Springer Nature, ASB’s publisher, caved to the activists. On May 10 a Publisher’s Note was added to the article, stating its methodology was under scrutiny and that an investigation was being conducted, in particular “due to concerns about lack of informed consent [by survey participants].” This makes no sense. On the form survey participants signed, it states: “Your answers will help us gain a better understanding of which children are more vulnerable to [ROGD] and what we can do to help them better. We will publish our data on our website when we have a large enough sample to make our results significant.”
Never one to back down from an attack on his professional integrity—this isn’t his first dust-up with gender ideologues—Bailey took to Twitter to arouse public attention to the injustice, saying that the article “remains true” despite being slapped with a retraction notice.
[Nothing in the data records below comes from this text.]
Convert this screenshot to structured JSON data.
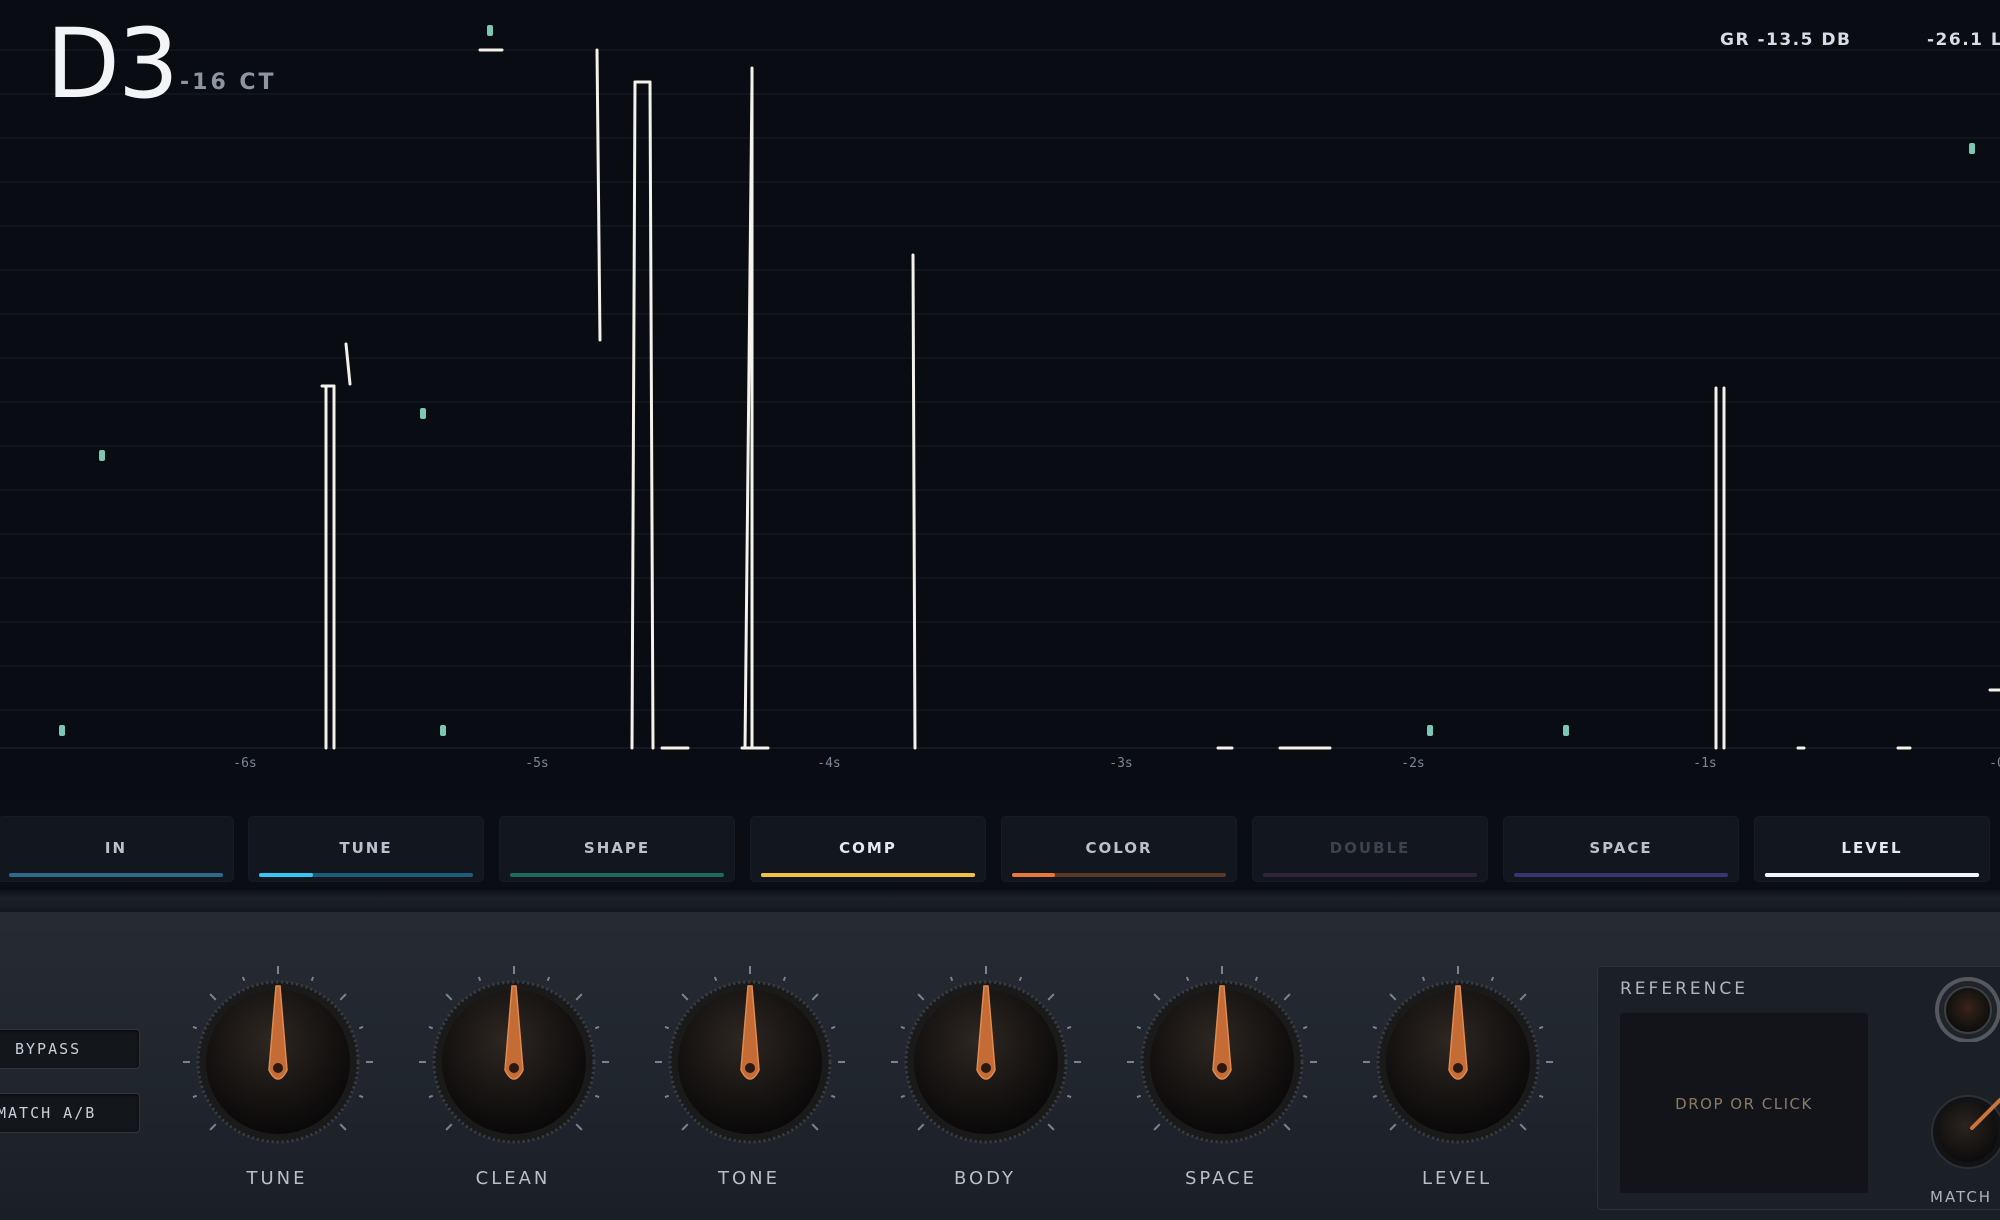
{
  "tuner": {
    "note": "D3",
    "cents": "-16 CT",
    "gain_reduction": "GR -13.5 DB",
    "level_readout": "-26.1 L"
  },
  "timeline": {
    "labels": [
      "-6s",
      "-5s",
      "-4s",
      "-3s",
      "-2s",
      "-1s",
      "-0"
    ]
  },
  "colors": {
    "display_bg": "#090c12",
    "grid": "#171d27",
    "trace": "#f4f2ea",
    "onset_marker": "#8fe8d4"
  },
  "stages": [
    {
      "label": "IN",
      "color": "#2f6a8a",
      "progress": 0.0,
      "fill": "#4fa3d0",
      "dim": false
    },
    {
      "label": "TUNE",
      "color": "#1d5c78",
      "progress": 0.25,
      "fill": "#38c6f0",
      "dim": false
    },
    {
      "label": "SHAPE",
      "color": "#1f6b58",
      "progress": 0.0,
      "fill": "#2fa57f",
      "dim": false
    },
    {
      "label": "COMP",
      "color": "#f0b93a",
      "progress": 1.0,
      "fill": "#f3c044",
      "dim": false
    },
    {
      "label": "COLOR",
      "color": "#5a3a24",
      "progress": 0.2,
      "fill": "#e9783a",
      "dim": false
    },
    {
      "label": "DOUBLE",
      "color": "#2e2638",
      "progress": 0.0,
      "fill": "#4a3d60",
      "dim": true
    },
    {
      "label": "SPACE",
      "color": "#3b3370",
      "progress": 0.0,
      "fill": "#5b4fb0",
      "dim": false
    },
    {
      "label": "LEVEL",
      "color": "#e9eef4",
      "progress": 1.0,
      "fill": "#f2f6fa",
      "dim": false
    }
  ],
  "buttons": {
    "bypass": "BYPASS",
    "match_ab": "MATCH A/B"
  },
  "knobs": [
    {
      "label": "TUNE"
    },
    {
      "label": "CLEAN"
    },
    {
      "label": "TONE"
    },
    {
      "label": "BODY"
    },
    {
      "label": "SPACE"
    },
    {
      "label": "LEVEL"
    }
  ],
  "reference": {
    "title": "REFERENCE",
    "drop_hint": "DROP OR CLICK",
    "match_label": "MATCH"
  }
}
He then elaborated on the history of attacks on ROGD research in an Unherd.com article, “Why Is My Research Being Cancelled?” which handily rebuts Springer Nature’s rationales for retraction and which vigorously defends both Zucker’s editorial integrity and the study’s methodology.
When asked on Twitter what retraction of the paper would accomplish, Bailey responded, “it’s a gotcha” for activists, because most people “will assume fraud.” Furthermore, “the publisher can disappear the article later if they choose to. And scholars may be discouraged by editors from citing the article.”
Before its suspension, the study was downloaded more than 38,000 times, ranked in the top percentile of its type for online attention.
A parting thought: Parents who unquestioningly affirm their children’s alleged dysphoria are themselves affirmed as admirable parents by ideologues. But, as the Bailey-Diaz study concludes, “there is presently no reason to believe that reports of parents who support gender transition are more accurate [in assessing what is in their children’s best interests] than those who oppose transition.”